Anche negli anni Settanta del secolo scorso c'era la crisi. Il camminante meranese estrae da una vecchia catasta di libri sita in un angolo della sua biblioteca alcuni volumi: due usciti nel 1979 dal titolo La crisi italiana, a cura di Luigi Graziano e Sidney Tarrow, ben settecentosessantasette pagine di atti d'un convegno del millenovecentosettantasette, fitte di considerazioni di autori vari su "La crisi economica", "La crisi nella società civile", "La crisi della società politica" e anche "La crisi del regime" e "Il parlamento nella crisi attuale" (attuale allora, fine anni Settanta del secolo Ventesimo). Da quella catasta di novità editoriali appassite spunta fuori un altro volumetto, del 1978, il cui titolo suona I giovani e la crisi degli anni Settanta. Ma la crisi c'era anche negli anni Ottanta del secolo scorso: crisi di valori, crisi morale, crisi di credibilità. Perché se gli anni Settanta erano stati definiti "Anni di piombo", gli Ottanta furono definiti "Anni di merda". Negli anni Novanta poi ci fu un tracollo economico generalizzato e una crisi istituzionale spaventosa con connessa crisi irreversibile dei Partiti e della Prima Repubblica. Poi ci fu la Crisi di Fine Millennio. Seguita subito dopo dalla Crisi di Inizio Millennio. Nel 2008 ci fu la Crisi dei Derivati o dei Subprime e il Crack della Lehman Brothers; questa crisi dura ancora, questa crisi pare non finire mai. Eppure le auto circolano in massa. Nonostante sia almeno dagli anni Settanta (ancora!) che si parla di "Crisi totale del mercato dell'auto".

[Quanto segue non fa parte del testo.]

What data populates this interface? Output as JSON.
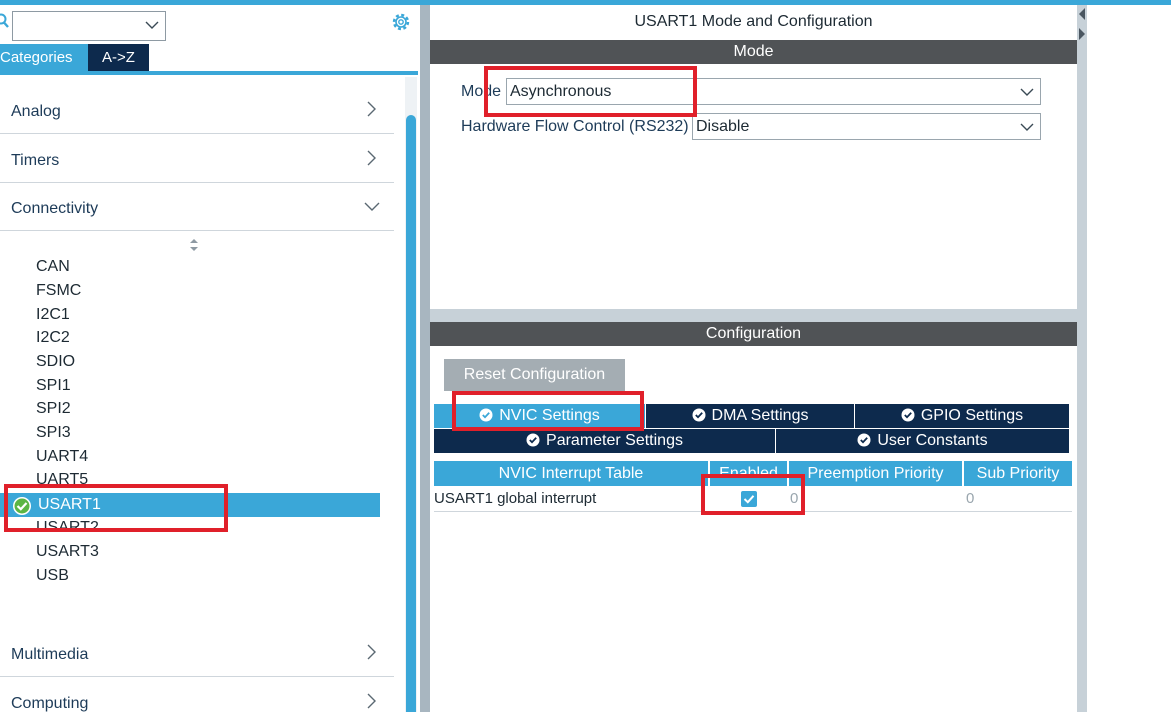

C'era persino una canzone al riguardo, una bella canzone di quello splendido album che è Automobili, musica di Lucio Dalla e parole di Roberto Roversi, in arte Norisso. E il testo di Norisso-Roversi dal titolo Intervista con l'Avvocato recita: da tutti è ormai confermato/che l'auto è in crisi profonda/che l'auto non ha futuro/come uno stecco di legno sull'onda/e che dopo l'assestamento/le auto saranno più rare/ e finiranno per scomparire/come lampare sul mare...
La canzone è del 1976. Da allora sono semmai i camminanti ad essere diventati più rari delle lampare o più rari del pesce pescato nell' Adriatico. Le auto invece si sono moltiplicate. Alla faccia della crisi.
Eppure la crisi c'è. Si vede. Anche nella ricca Merano. Chi cammina vede parecchi negozi vuoti. Mai se n'erano visti così tanti, di negozi vuoti. E cosa c'è di più vuoto di un negozio vuoto? (Forse solo una piscina vuota). Cartelli di "Affittasi" e/o "Vendesi" sulle vetrine spoglie di esercizi commerciali in disarmo. Persino una banca ha cessato attività. Incredibile.